There’s something special about The Bluffs on the Cape Fear—beyond the riverfront views, wooded trails, and marina access. It’s the people who live here who truly make it feel like home. Every neighbor brings a unique background, a different passion, and a story worth sharing. In this series, we’re highlighting the lives and adventures of our fellow residents, starting with Cynthia, whose love for travel has shaped not only her outlook on life, but the way she’s made The Bluffs her own peaceful landing place between journeys.
As my walking buddies in the Bluffs Women Hikers Team Reach group know, I like taking walks, and I especially like long walks. But even I never envisioned myself heading out on a 280 km trek, particularly one that meant scrambling up and down mountain ridges with a 14 lb pack on my back. I’d been intrigued with the Camino de Santiago de Compostela since I was in college, and when a friend suggested last spring that we give it a try, I agreed in a New York minute.
One year of preparation, scrounging supplies and clothing, figuring out our route, and learning some basic Portuguese to add to my very rusty college Spanish, and on April 23, my two friends and I were off. Eighteen days and 174 miles later, we arrived in Santiago de Compostela, Spain, and into the plaza of the great Cathedral.
Standing there in the great plaza, after two and a half weeks of daily trekking up the rugged Atlantic coast of Portugal and Spain, over mountain ridges, through big cities and tiny fishing villages, under forest canopies of eucalyptus trees and past endless vineyards, sleeping in hostels, pilgrim albergues, guest houses, a sprawling old farmhouse, even a trailer in a campground, I had no words. To know that I had followed the same path as had millions of pilgrims before me from the Middle Ages to today, all to pay homage to an Apostle of Jesus. Some say that the remains of St. James lay in the sarcophagus beneath the cathedral, others declare it to be myth, wishful legend. The “Truth” of it didn’t matter, what mattered was the reality of my journey, and the connection to countless pilgrims before me.

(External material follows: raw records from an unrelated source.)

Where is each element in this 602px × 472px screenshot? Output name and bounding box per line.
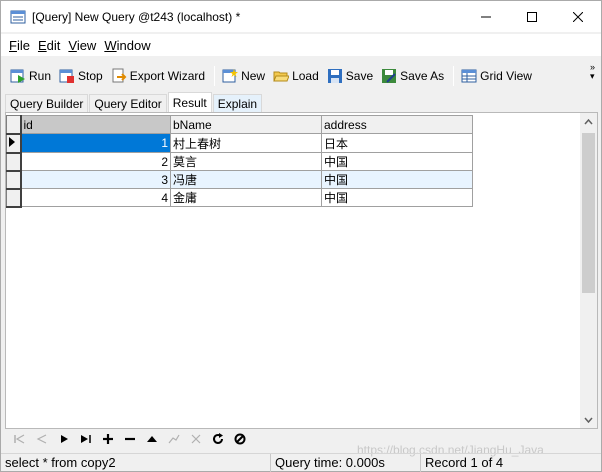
next-record-icon[interactable] bbox=[53, 430, 75, 448]
status-record: Record 1 of 4 bbox=[425, 454, 504, 470]
post-edit-icon[interactable] bbox=[163, 430, 185, 448]
minimize-button[interactable] bbox=[463, 1, 509, 32]
menu-window[interactable]: Window bbox=[100, 38, 154, 53]
row-selector[interactable] bbox=[6, 152, 22, 172]
last-record-icon[interactable] bbox=[75, 430, 97, 448]
save-button[interactable]: Save bbox=[324, 65, 376, 87]
tab-explain[interactable]: Explain bbox=[212, 94, 263, 112]
cell-address[interactable]: 中国 bbox=[321, 152, 473, 171]
run-icon bbox=[10, 69, 25, 83]
save-as-button[interactable]: Save As bbox=[378, 65, 447, 87]
query-window: [Query] New Query @t243 (localhost) * Fi… bbox=[0, 0, 602, 472]
tab-query-editor[interactable]: Query Editor bbox=[89, 94, 167, 112]
menu-file[interactable]: File bbox=[5, 38, 34, 53]
close-icon bbox=[573, 11, 583, 22]
prior-record-icon[interactable] bbox=[31, 430, 53, 448]
floppy-save-icon bbox=[327, 69, 342, 83]
close-button[interactable] bbox=[555, 1, 601, 32]
refresh-icon[interactable] bbox=[207, 430, 229, 448]
result-tabs: Query Builder Query Editor Result Explai… bbox=[5, 92, 263, 112]
cell-address[interactable]: 中国 bbox=[321, 170, 473, 189]
grid-header-row: id bName address bbox=[6, 115, 473, 135]
toolbar-separator bbox=[214, 66, 216, 86]
column-header-id[interactable]: id bbox=[20, 115, 171, 134]
menu-edit[interactable]: Edit bbox=[34, 38, 64, 53]
title-bar: [Query] New Query @t243 (localhost) * bbox=[1, 1, 601, 32]
vertical-scrollbar[interactable] bbox=[580, 113, 597, 428]
scroll-up-icon[interactable] bbox=[580, 113, 597, 130]
first-record-icon[interactable] bbox=[9, 430, 31, 448]
cell-id[interactable]: 3 bbox=[20, 170, 171, 189]
stop-icon bbox=[59, 69, 75, 83]
status-bar: select * from copy2 Query time: 0.000s R… bbox=[1, 453, 601, 472]
table-row[interactable]: 3 冯唐 中国 bbox=[6, 170, 473, 190]
cell-bname[interactable]: 金庸 bbox=[170, 188, 322, 207]
cancel-edit-icon[interactable] bbox=[185, 430, 207, 448]
delete-record-icon[interactable] bbox=[119, 430, 141, 448]
toolbar: Run Stop Export Wizard New Load Save Sav… bbox=[1, 63, 601, 89]
row-selector[interactable] bbox=[6, 170, 22, 190]
tab-result[interactable]: Result bbox=[167, 92, 212, 112]
cell-address[interactable]: 中国 bbox=[321, 188, 473, 207]
minimize-icon bbox=[481, 16, 491, 17]
result-grid: id bName address 1 村上春树 日本 2 莫言 中国 3 冯唐 … bbox=[6, 115, 473, 208]
cell-id[interactable]: 2 bbox=[20, 152, 171, 171]
stop-button[interactable]: Stop bbox=[56, 65, 106, 87]
scroll-down-icon[interactable] bbox=[580, 411, 597, 428]
table-row[interactable]: 4 金庸 中国 bbox=[6, 188, 473, 208]
menu-view[interactable]: View bbox=[64, 38, 100, 53]
folder-open-icon bbox=[273, 71, 290, 82]
stop-refresh-icon[interactable] bbox=[229, 430, 251, 448]
grid-view-icon bbox=[461, 69, 477, 83]
column-header-address[interactable]: address bbox=[321, 115, 473, 134]
cell-bname[interactable]: 莫言 bbox=[170, 152, 322, 171]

And of course, there was amazing food, friendly, welcoming people, breathtaking scenery, and the knowledge that, though it was SO difficult at times, and each day I got to a point where I thought I could go no further, yet I did. To challenge oneself can be lifechanging. To take on a challenge at an age when our culture says it is time to be winding down and enjoying the fruits of our earlier labors lends a whole new meaning to the idea of challenging oneself.
Would I do the Camino again? I don’t know. Would I encourage anyone else to take it on? Absolutely, or to head out on another long trek, perhaps through England or Scotland, and I might even join you. Bom Caminho!